In animal models of AML, PCLX-001 monotherapy produced complete remissions in subcutaneous AML cell line derived xenografts (CDXs). In tail-vein injected AML patient derived xenografts (PDXs), PCLX-001 treatment resulted in up to 95% reduction of human peripheral blood and bone marrow CD45+ cells, which include the malignant stem cell population responsible for disease relapse.

The ongoing clinical PCLX-001 trial in NHL and solid tumor patients is registered at ClinicalTrials.gov Identifier: NCT04836195.

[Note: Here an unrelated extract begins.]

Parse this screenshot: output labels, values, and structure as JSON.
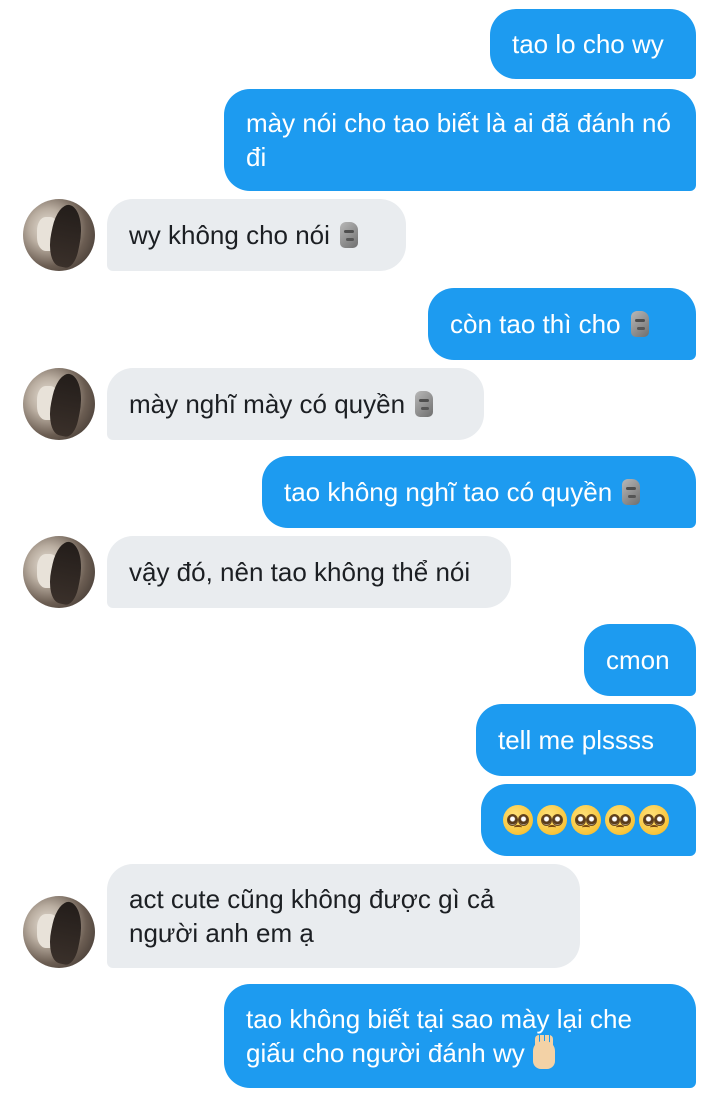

The U.S. FDA Orphan Drug Designation is only granted to investigational therapies addressing medical diseases or conditions that affect fewer than 200,000 people in the United States. Orphan drug designation provides several benefits to drug developers, including assistance in the drug development process, tax credits for clinical costs, exemptions from certain FDA fees and seven years of post-approval marketing exclusivity.

PCLX-001
PCLX-001 (aka DDD86481) is a first-in-class, small molecule NMT inhibitor originally developed by the University of Dundee Drug Discovery Unit as part of a program to treat African sleeping sickness, funded by Welcome Trust. Pacylex is developing PCLX-001 in the form of a once-a-day pill initially to treat leukemia and lymphoma. PCLX-001 has also been shown to inhibit the growth of lung and breast cancer tumors in animal models. In leukemia, lymphoma and breast cancer patients, the levels of NMT2 is correlated with survival, suggesting an important biological role in these cancers. In tests using cultured cancer cells in vitro, PCLX-001 is at least ten times as potent as ibrutinib (Imbruvica) and dasatinib (Sprycel), two clinically approved drugs currently used to treat hematologic malignancies.